Brand names are examples, not endorsements, and UK and US ranges differ — check the label’s own NPK and dilution rate, since formulations change.

Fertilising pink pussytoes — frequently asked questions

What fertiliser does pink pussytoes need?

A balanced general houseplant feed (roughly even N-P-K) is exactly right — it is grown for foliage, so steady, moderate nitrogen for healthy leaves is the goal, not a bloom or root formula. Pink Pussytoes is an easy, light foliage feeder — a half-strength balanced liquid feed through the growing months keeps it green without forcing weak, sappy growth.

How often should I feed pink pussytoes?

Rarely needed; fertilising in rich soil causes rank, floppy growth. If soil is very poor, a light application of low-nitrogen, high-potassium feed in early spring is sufficient. Rarely needed; fertilising in rich soil causes rank, floppy growth. If soil is very poor, a light application of low-nitrogen, high-potassium feed in early spring is sufficient. Treat that as sparingly through the growing season between spring through early autumn (roughly March to September); ease off in autumn and stop entirely in the low light of winter.
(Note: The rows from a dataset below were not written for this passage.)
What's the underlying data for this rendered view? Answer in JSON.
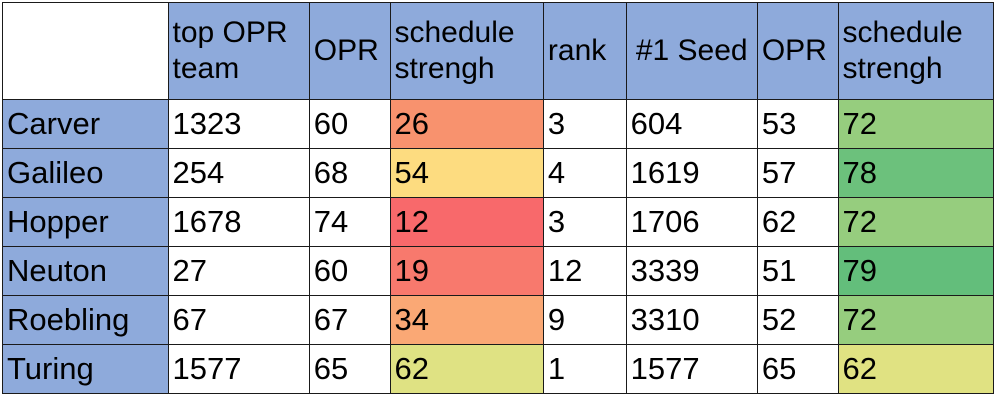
{
  "headers": [
    "",
    "top OPR team",
    "OPR",
    "schedule strengh",
    "rank",
    "#1 Seed",
    "OPR",
    "schedule strengh"
  ],
  "rows": [
    {
      "name": "Carver",
      "top_opr_team": "1323",
      "opr": "60",
      "schedule": "26",
      "rank": "3",
      "seed1": "604",
      "seed_opr": "53",
      "seed_schedule": "72"
    },
    {
      "name": "Galileo",
      "top_opr_team": "254",
      "opr": "68",
      "schedule": "54",
      "rank": "4",
      "seed1": "1619",
      "seed_opr": "57",
      "seed_schedule": "78"
    },
    {
      "name": "Hopper",
      "top_opr_team": "1678",
      "opr": "74",
      "schedule": "12",
      "rank": "3",
      "seed1": "1706",
      "seed_opr": "62",
      "seed_schedule": "72"
    },
    {
      "name": "Neuton",
      "top_opr_team": "27",
      "opr": "60",
      "schedule": "19",
      "rank": "12",
      "seed1": "3339",
      "seed_opr": "51",
      "seed_schedule": "79"
    },
    {
      "name": "Roebling",
      "top_opr_team": "67",
      "opr": "67",
      "schedule": "34",
      "rank": "9",
      "seed1": "3310",
      "seed_opr": "52",
      "seed_schedule": "72"
    },
    {
      "name": "Turing",
      "top_opr_team": "1577",
      "opr": "65",
      "schedule": "62",
      "rank": "1",
      "seed1": "1577",
      "seed_opr": "65",
      "seed_schedule": "62"
    }
  ],
  "colors": {
    "header_blue": "#8eaadb",
    "schedule_fill": [
      "#f8926e",
      "#fddc80",
      "#f8696b",
      "#f8796d",
      "#faa875",
      "#dfe283"
    ],
    "seed_schedule_fill": [
      "#96cd7e",
      "#6cc17c",
      "#96cd7e",
      "#63be7b",
      "#96cd7e",
      "#e0e282"
    ]
  }
}
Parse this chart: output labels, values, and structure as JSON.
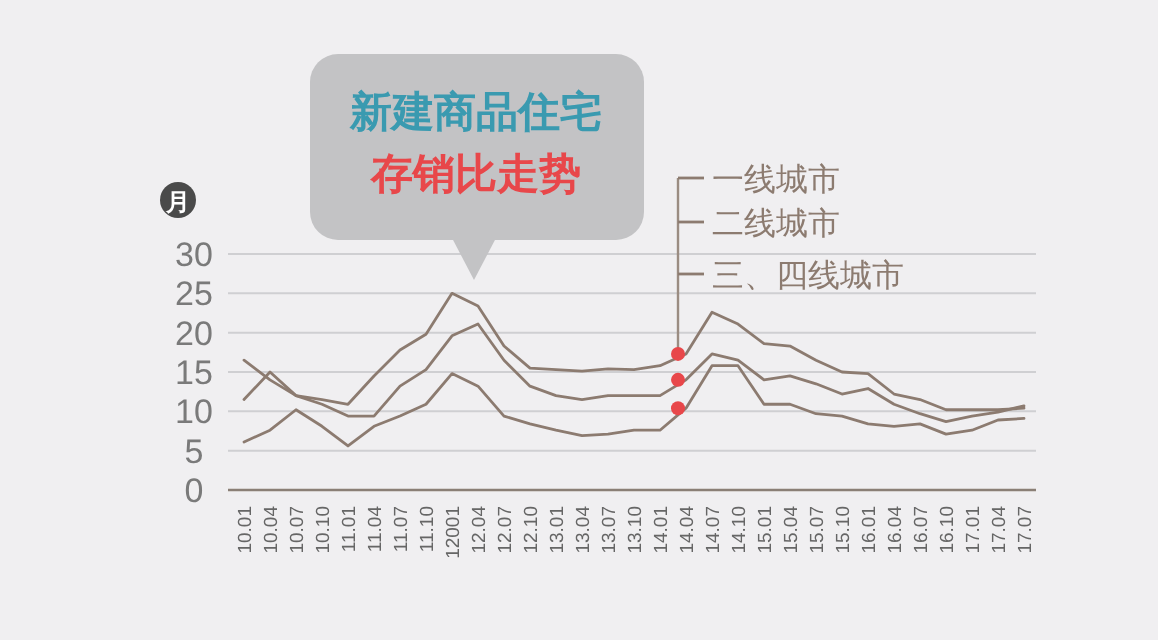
{
  "chart_data": {
    "type": "line",
    "title": "新建商品住宅",
    "subtitle": "存销比走势",
    "ylabel": "月",
    "categories": [
      "10.01",
      "10.04",
      "10.07",
      "10.10",
      "11.01",
      "11.04",
      "11.07",
      "11.10",
      "12001",
      "12.04",
      "12.07",
      "12.10",
      "13.01",
      "13.04",
      "13.07",
      "13.10",
      "14.01",
      "14.04",
      "14.07",
      "14.10",
      "15.01",
      "15.04",
      "15.07",
      "15.10",
      "16.01",
      "16.04",
      "16.07",
      "16.10",
      "17.01",
      "17.04",
      "17.07"
    ],
    "ylim": [
      0,
      30
    ],
    "yticks": [
      0,
      5,
      10,
      15,
      20,
      25,
      30
    ],
    "grid": "y",
    "legend": "top right",
    "line_style": "solid",
    "series": [
      {
        "name": "一线城市",
        "color": "#8c7b70",
        "values": [
          16.5,
          14,
          12,
          11.5,
          10.9,
          14.5,
          17.8,
          19.8,
          25,
          23.4,
          18.3,
          15.5,
          15.3,
          15.1,
          15.4,
          15.3,
          15.8,
          17.3,
          22.6,
          21.1,
          18.6,
          18.3,
          16.5,
          15,
          14.8,
          12.2,
          11.5,
          10.2,
          10.2,
          10.2,
          10.4
        ]
      },
      {
        "name": "二线城市",
        "color": "#8c7b70",
        "values": [
          11.5,
          15,
          12,
          10.9,
          9.4,
          9.4,
          13.2,
          15.3,
          19.6,
          21.1,
          16.5,
          13.2,
          12,
          11.5,
          12,
          12,
          12,
          14,
          17.3,
          16.5,
          14,
          14.5,
          13.5,
          12.2,
          12.9,
          10.9,
          9.7,
          8.7,
          9.4,
          9.9,
          10.7
        ]
      },
      {
        "name": "三、四线城市",
        "color": "#8c7b70",
        "values": [
          6.1,
          7.6,
          10.2,
          8.1,
          5.6,
          8.1,
          9.4,
          10.9,
          14.8,
          13.2,
          9.4,
          8.4,
          7.6,
          6.9,
          7.1,
          7.6,
          7.6,
          10.4,
          15.8,
          15.8,
          10.9,
          10.9,
          9.7,
          9.4,
          8.4,
          8.1,
          8.4,
          7.1,
          7.6,
          8.9,
          9.1
        ]
      }
    ]
  }
}
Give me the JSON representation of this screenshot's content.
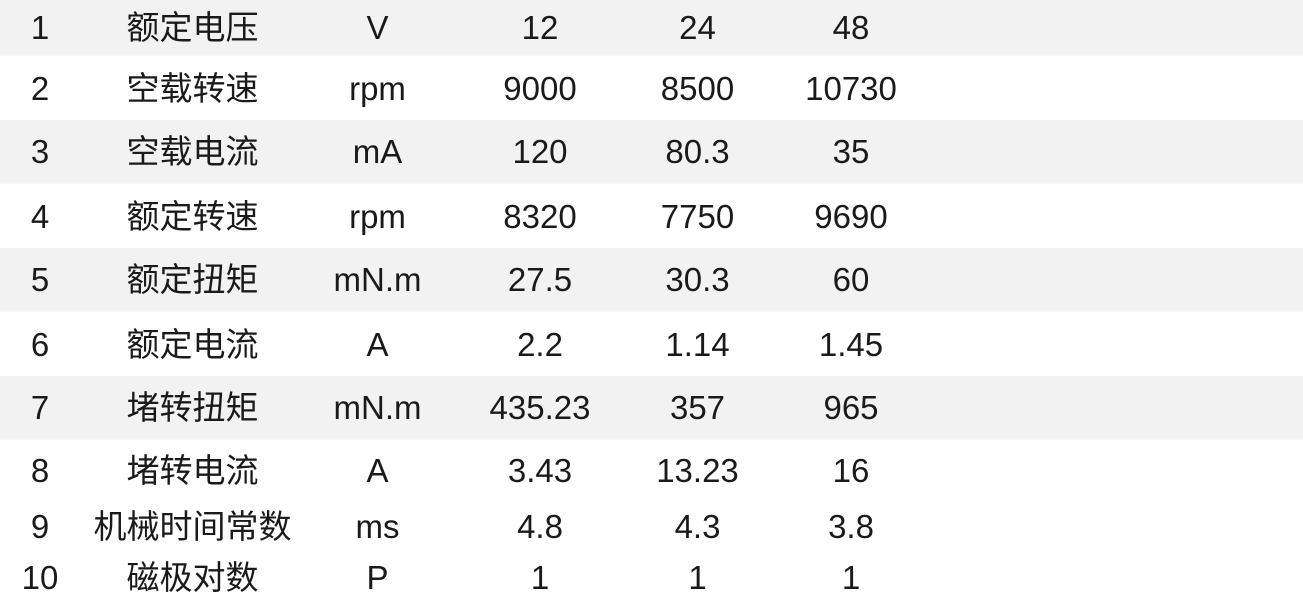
{
  "table": {
    "stripe_color": "#f2f2f2",
    "text_color": "#1a1a1a",
    "value_columns_count": 3,
    "rows": [
      {
        "no": "1",
        "parameter": "额定电压",
        "unit": "V",
        "v12": "12",
        "v24": "24",
        "v48": "48"
      },
      {
        "no": "2",
        "parameter": "空载转速",
        "unit": "rpm",
        "v12": "9000",
        "v24": "8500",
        "v48": "10730"
      },
      {
        "no": "3",
        "parameter": "空载电流",
        "unit": "mA",
        "v12": "120",
        "v24": "80.3",
        "v48": "35"
      },
      {
        "no": "4",
        "parameter": "额定转速",
        "unit": "rpm",
        "v12": "8320",
        "v24": "7750",
        "v48": "9690"
      },
      {
        "no": "5",
        "parameter": "额定扭矩",
        "unit": "mN.m",
        "v12": "27.5",
        "v24": "30.3",
        "v48": "60"
      },
      {
        "no": "6",
        "parameter": "额定电流",
        "unit": "A",
        "v12": "2.2",
        "v24": "1.14",
        "v48": "1.45"
      },
      {
        "no": "7",
        "parameter": "堵转扭矩",
        "unit": "mN.m",
        "v12": "435.23",
        "v24": "357",
        "v48": "965"
      },
      {
        "no": "8",
        "parameter": "堵转电流",
        "unit": "A",
        "v12": "3.43",
        "v24": "13.23",
        "v48": "16"
      },
      {
        "no": "9",
        "parameter": "机械时间常数",
        "unit": "ms",
        "v12": "4.8",
        "v24": "4.3",
        "v48": "3.8"
      },
      {
        "no": "10",
        "parameter": "磁极对数",
        "unit": "P",
        "v12": "1",
        "v24": "1",
        "v48": "1"
      }
    ]
  }
}
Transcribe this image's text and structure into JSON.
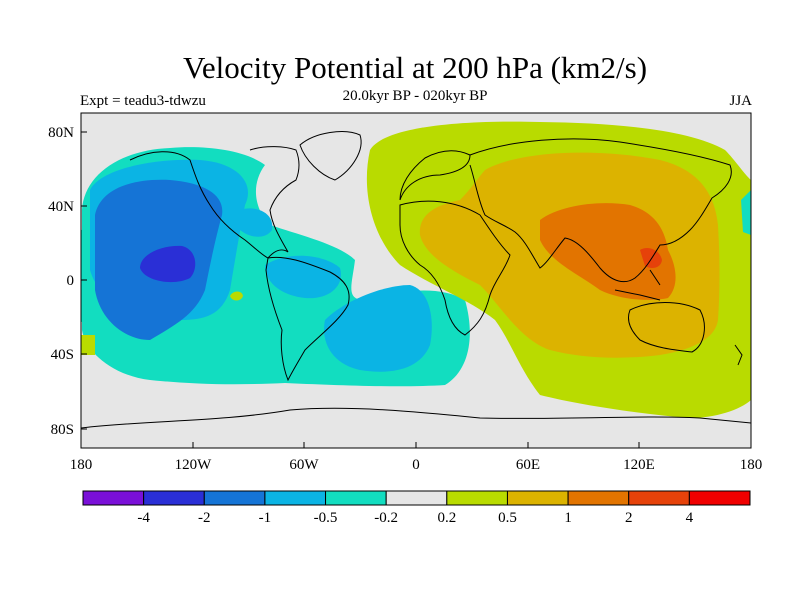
{
  "header": {
    "title": "Velocity Potential at 200 hPa (km2/s)",
    "subtitle": "20.0kyr BP - 020kyr BP",
    "experiment": "Expt = teadu3-tdwzu",
    "season": "JJA"
  },
  "axes": {
    "lat_ticks": [
      "80N",
      "40N",
      "0",
      "40S",
      "80S"
    ],
    "lat_values": [
      80,
      40,
      0,
      -40,
      -80
    ],
    "lon_ticks": [
      "180",
      "120W",
      "60W",
      "0",
      "60E",
      "120E",
      "180"
    ],
    "lon_values": [
      -180,
      -120,
      -60,
      0,
      60,
      120,
      180
    ]
  },
  "colorbar": {
    "colors": [
      "#7a10d8",
      "#2a2fd6",
      "#1574d6",
      "#0bb4e4",
      "#12ddc0",
      "#e6e6e6",
      "#b9db00",
      "#dcb300",
      "#e27400",
      "#e6420a",
      "#f00000"
    ],
    "labels": [
      "-4",
      "-2",
      "-1",
      "-0.5",
      "-0.2",
      "0.2",
      "0.5",
      "1",
      "2",
      "4"
    ]
  },
  "chart_data": {
    "type": "heatmap",
    "title": "Velocity Potential at 200 hPa (km2/s)",
    "variable": "velocity potential",
    "units": "km2/s",
    "levels": [
      -4,
      -2,
      -1,
      -0.5,
      -0.2,
      0.2,
      0.5,
      1,
      2,
      4
    ],
    "xlim": [
      -180,
      180
    ],
    "ylim": [
      -90,
      90
    ],
    "regions": [
      {
        "name": "pacific-cyan",
        "level": -0.2,
        "lon": [
          -175,
          -10
        ],
        "lat": [
          -55,
          70
        ]
      },
      {
        "name": "pacific-light-blue",
        "level": -0.5,
        "lon": [
          -170,
          -95
        ],
        "lat": [
          -30,
          65
        ]
      },
      {
        "name": "pacific-blue",
        "level": -1,
        "lon": [
          -160,
          -110
        ],
        "lat": [
          -35,
          50
        ]
      },
      {
        "name": "pacific-dark-blue",
        "level": -2,
        "lon": [
          -145,
          -120
        ],
        "lat": [
          5,
          20
        ]
      },
      {
        "name": "south-atlantic-light-blue",
        "level": -0.5,
        "lon": [
          -55,
          -20
        ],
        "lat": [
          -45,
          -2
        ]
      },
      {
        "name": "eastern-hemisphere-yellow-green",
        "level": 0.2,
        "lon": [
          -25,
          180
        ],
        "lat": [
          -70,
          90
        ]
      },
      {
        "name": "eurasia-orange-yellow",
        "level": 0.5,
        "lon": [
          15,
          165
        ],
        "lat": [
          -40,
          65
        ]
      },
      {
        "name": "asia-orange",
        "level": 1,
        "lon": [
          70,
          135
        ],
        "lat": [
          -5,
          40
        ]
      },
      {
        "name": "maritime-dark-orange",
        "level": 1,
        "lon": [
          105,
          145
        ],
        "lat": [
          0,
          15
        ]
      }
    ]
  }
}
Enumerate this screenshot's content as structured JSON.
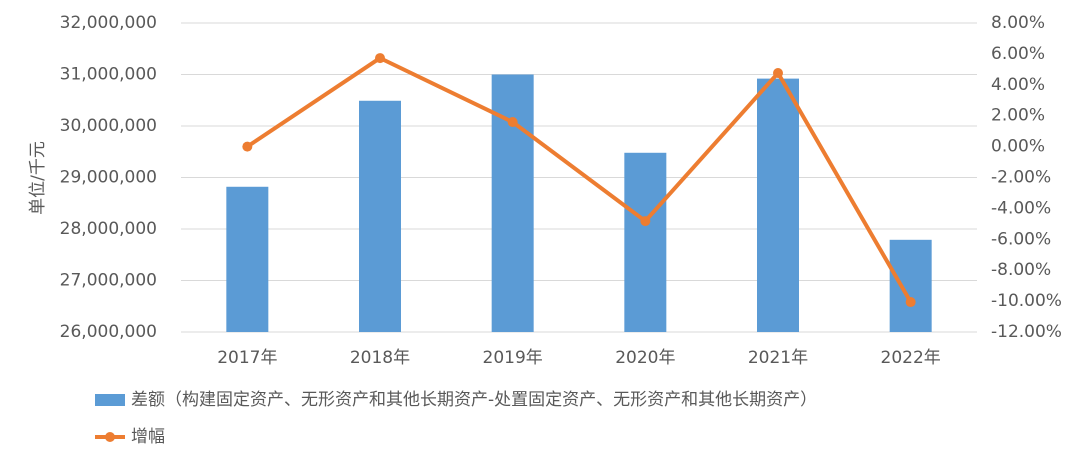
{
  "chart_data": {
    "type": "bar_line",
    "y_axis_title": "单位/千元",
    "categories": [
      "2017年",
      "2018年",
      "2019年",
      "2020年",
      "2021年",
      "2022年"
    ],
    "series": [
      {
        "name": "差额（构建固定资产、无形资产和其他长期资产-处置固定资产、无形资产和其他长期资产）",
        "type": "bar",
        "color": "#5b9bd5",
        "axis": "y",
        "values": [
          28820000,
          30490000,
          31000000,
          29480000,
          30920000,
          27790000
        ]
      },
      {
        "name": "增幅",
        "type": "line",
        "color": "#ed7d31",
        "axis": "y2",
        "values": [
          0.0,
          5.73,
          1.59,
          -4.82,
          4.76,
          -10.06
        ]
      }
    ],
    "ylim": [
      26000000,
      32000000
    ],
    "yticks": [
      {
        "value": 26000000,
        "label": "26,000,000"
      },
      {
        "value": 27000000,
        "label": "27,000,000"
      },
      {
        "value": 28000000,
        "label": "28,000,000"
      },
      {
        "value": 29000000,
        "label": "29,000,000"
      },
      {
        "value": 30000000,
        "label": "30,000,000"
      },
      {
        "value": 31000000,
        "label": "31,000,000"
      },
      {
        "value": 32000000,
        "label": "32,000,000"
      }
    ],
    "y2lim": [
      -12,
      8
    ],
    "y2ticks": [
      {
        "value": -12,
        "label": "-12.00%"
      },
      {
        "value": -10,
        "label": "-10.00%"
      },
      {
        "value": -8,
        "label": "-8.00%"
      },
      {
        "value": -6,
        "label": "-6.00%"
      },
      {
        "value": -4,
        "label": "-4.00%"
      },
      {
        "value": -2,
        "label": "-2.00%"
      },
      {
        "value": 0,
        "label": "0.00%"
      },
      {
        "value": 2,
        "label": "2.00%"
      },
      {
        "value": 4,
        "label": "4.00%"
      },
      {
        "value": 6,
        "label": "6.00%"
      },
      {
        "value": 8,
        "label": "8.00%"
      }
    ],
    "grid": true,
    "legend": "bottom"
  }
}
What strength of feed for pink pussytoes?

Half strength is the safe default for pink pussytoes — houseplant feeds are formulated strong, and the diluted dose is gentler on the roots while still ample for foliage.

What does over-feeding pink pussytoes look like?

Brown, crispy leaf tips and edges with no sign of underwatering. A white, crusty salt deposit on the soil surface or pot rim. Weak, pale, stretched new growth that flops. Lower leaves yellow and drop while the soil is correctly watered. Feeding pink pussytoes year-round on a fixed schedule, including dark winter months, is the most common mistake — it cannot use the nutrients in low light and the surplus simply burns the roots and crusts the soil.

Should I flush the soil of pink pussytoes?

Flush the pot of pink pussytoes with plain water until it runs freely from the base every couple of months in the feeding season — it washes out the fertiliser salts that cause brown tips.